Electronic signal processing component also may be described in means plus function terms. One electronic signal processing embodiment includes an input port adapted to receive a stream of data frames including detected pitches, and FFT means, comparison means and an output port. The FFT means is coupled to the input port. It is for processing the sequences of data frames in the stream and for estimating rate and pitch depth of oscillations in pitch. The comparison means is for evaluating whether estimated rates and pitch depth would be perceived as vibrato, based on comparison to data representing a psychoacoustic envelope of perceived vibrato. The output port is coupled to the comparison means and reports results.
First and/or second exclusion means may be used in combination with the vibrato detection component. The first exclusion means is for detecting and excluding sequences in which the FFT output includes a plurality of peaks the indicated non-sinusoidal waveform that would not be perceived as vibrato. The second exclusion means is for detecting and excluding sequences in which a DC component of the FFT output indicates a new tone that would not be perceived as vibrato.
Once again, a computer readable storage medium can be configured with program instructions for carrying out or configuring a device to practice the methods described above.
ARTICLES OF MANUFACTURE
The methods disclosed can be embodied in articles of manufacture. These articles of manufacture are computer readable storage media, such as rotating or nonvolatile memory. Rotating memory includes magnetic and optical disk drives and drums. Nonvolatile memory may be programmable or flash memory, magnetic or phase change memory or any number of variations on memory media described in the literature. The articles of manufacture also may be volatile memory manufactured by loading compiled or uncompiled computer program instructions from another place into memory. Volatile memory may be working memory or a battery backed quasi non-volatile storage medium.
Embodied in articles of manufacture, program instructions can either be loaded onto processors that carry out the methods described or combined with hardware to manufacture the hardware and software combination that practices the methods disclosed. Program instructions can be loaded onto a variety of processors that have associated memory, such as general-purpose CPUs, DSPs or programmable gate arrays. Program instructions can be used to configure devices to carry out the methods, such as programmable logic arrays our custom processor designs.

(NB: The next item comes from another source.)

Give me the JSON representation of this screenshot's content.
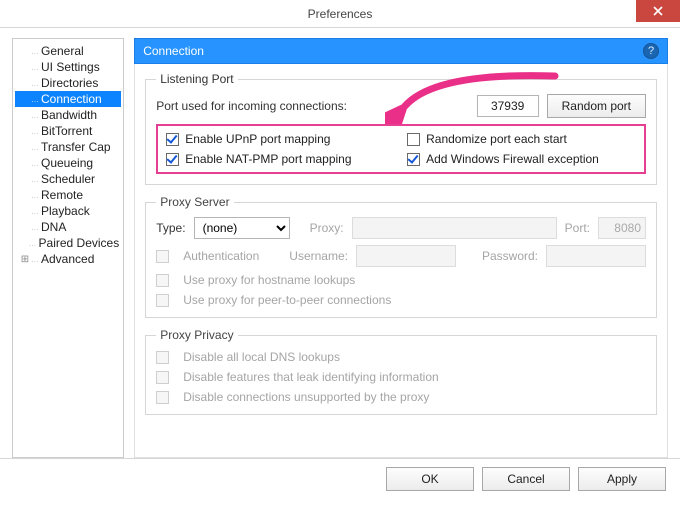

While we have disclosed technology by reference to preferred embodiments and examples detailed above, it is understood that these examples are in intended in an illustrative rather than limiting sense. Processing by computing devices is implicated in the embodiments described. Accordingly, the technology disclosed can be embodied in methods for pitch selection, voicing detection and vibrato detection, systems including logic and resources to carry out pitch selection, voicing detection and vibrato detection, systems that take advantage of pitch selection, voicing detection and vibrato detection, media impressed with program instructions to carry out pitch selection, voicing detection and vibrato detection, or computer accessible services to carry out pitch selection, voicing detection and vibrato detection. Devices that practice the technology disclosed can be manufactured by combining program instructions with hardware, for instance, by transmitting program instructions to a computing device as described or that carries out a method as described.